Is one income enough to raise a family in Canada?

For most Canadian families with kids under 6, a single income of $60,000-$80,000 is enough to net more household cash than a two-income split at the same AFNI, once you add CCB and CGEB and subtract daycare. Above $80,000 single income, the math gets even better, because CCB drop-off is gradual and the spousal credit stays in place.

Do you pay more tax on two incomes than one?

On the strict tax bill alone, two earners usually pay $900-$2,700 less than one earner at the same household total, because each one walks up their own bracket. But the spousal credit lost (about $3,000) and the CCB clawback gained ($6,000-$9,000) more than offset that small tax win in most middle-income cases.

How much does CCB drop when both parents work?

For a family with 2 kids, CCB drops by 13.5 cents per dollar of AFNI above $38,237 (Tier 1) and by 5.7 cents per dollar above $82,847 (Tier 2). A jump from $60,000 to $120,000 in AFNI cuts CCB by roughly $6,500 a year. Plus another $500-$700 in CGEB clawback.

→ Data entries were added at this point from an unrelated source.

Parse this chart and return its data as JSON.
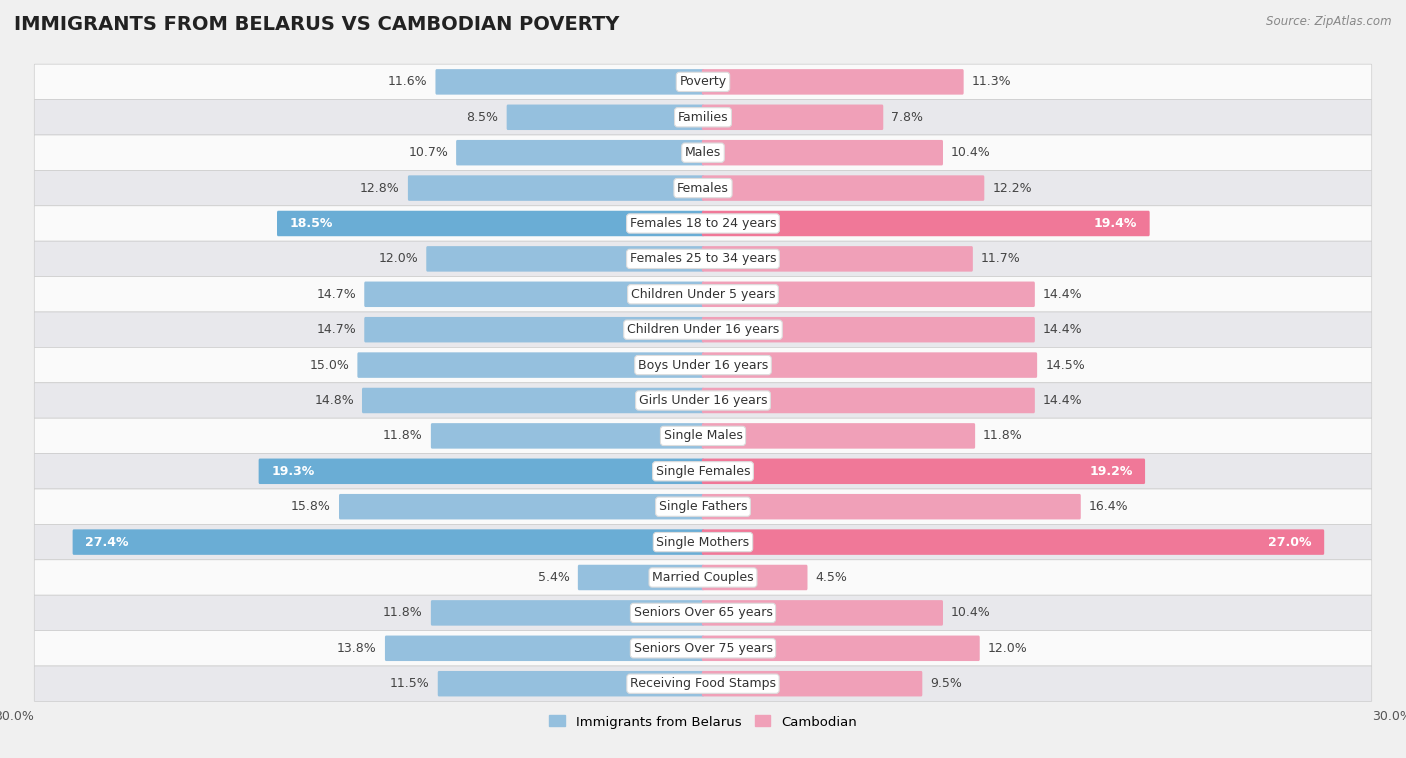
{
  "title": "IMMIGRANTS FROM BELARUS VS CAMBODIAN POVERTY",
  "source": "Source: ZipAtlas.com",
  "categories": [
    "Poverty",
    "Families",
    "Males",
    "Females",
    "Females 18 to 24 years",
    "Females 25 to 34 years",
    "Children Under 5 years",
    "Children Under 16 years",
    "Boys Under 16 years",
    "Girls Under 16 years",
    "Single Males",
    "Single Females",
    "Single Fathers",
    "Single Mothers",
    "Married Couples",
    "Seniors Over 65 years",
    "Seniors Over 75 years",
    "Receiving Food Stamps"
  ],
  "left_values": [
    11.6,
    8.5,
    10.7,
    12.8,
    18.5,
    12.0,
    14.7,
    14.7,
    15.0,
    14.8,
    11.8,
    19.3,
    15.8,
    27.4,
    5.4,
    11.8,
    13.8,
    11.5
  ],
  "right_values": [
    11.3,
    7.8,
    10.4,
    12.2,
    19.4,
    11.7,
    14.4,
    14.4,
    14.5,
    14.4,
    11.8,
    19.2,
    16.4,
    27.0,
    4.5,
    10.4,
    12.0,
    9.5
  ],
  "left_color_normal": "#95c0de",
  "right_color_normal": "#f0a0b8",
  "left_color_highlight": "#6aadd5",
  "right_color_highlight": "#f07898",
  "highlight_rows": [
    4,
    11,
    13
  ],
  "xlim": 30.0,
  "left_label": "Immigrants from Belarus",
  "right_label": "Cambodian",
  "bg_color": "#f0f0f0",
  "row_color_light": "#fafafa",
  "row_color_dark": "#e8e8ec",
  "title_fontsize": 14,
  "cat_fontsize": 9,
  "value_fontsize": 9
}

Is it better to stay home or work in Canada?

The math depends on province, primary salary, and ages of the kids. For Canadian families with at least one child under 6 and household income below $130,000, staying home is usually competitive with or beats two-income on bank-statement terms. Above $130,000 or with school-age kids, two-income usually wins.

Can you live on one income in Canada in 2026?

Yes. With current CCB at $8,157/year per under-6 and $6,883/year per 6-to-17, plus provincial supplements, plus CGEB, plus the spousal credit, a family with one earner making $60,000-$80,000 typically nets $70,000-$95,000 of household cash a year. That's the equivalent of a two-income household grossing $110,000-$140,000 after the four hidden costs are subtracted.

Verdict on the one-income vs two-income family math in Canada

The question of one income vs two income family in Canada has been answered badly for a decade because the people writing the answers don't run the four-factor math.

The four factors: combined tax, CCB phase-out, daycare cost, spousal credit. Together they erase 60-80% of a typical second income before it lands in the household budget.

For most Canadian families with kids under 6 and household income under $130,000, the one-income case is closer to the two-income case than parents assume. Often within a few thousand a year. Sometimes single-income wins outright by five figures.

That doesn't mean every family should pick one. It means every family should run the actual numbers before deciding. The calculator on this site does that, with 2026-27 CRA-verified rates. The result usually surprises the people who run it. That surprise is the whole reason the site exists.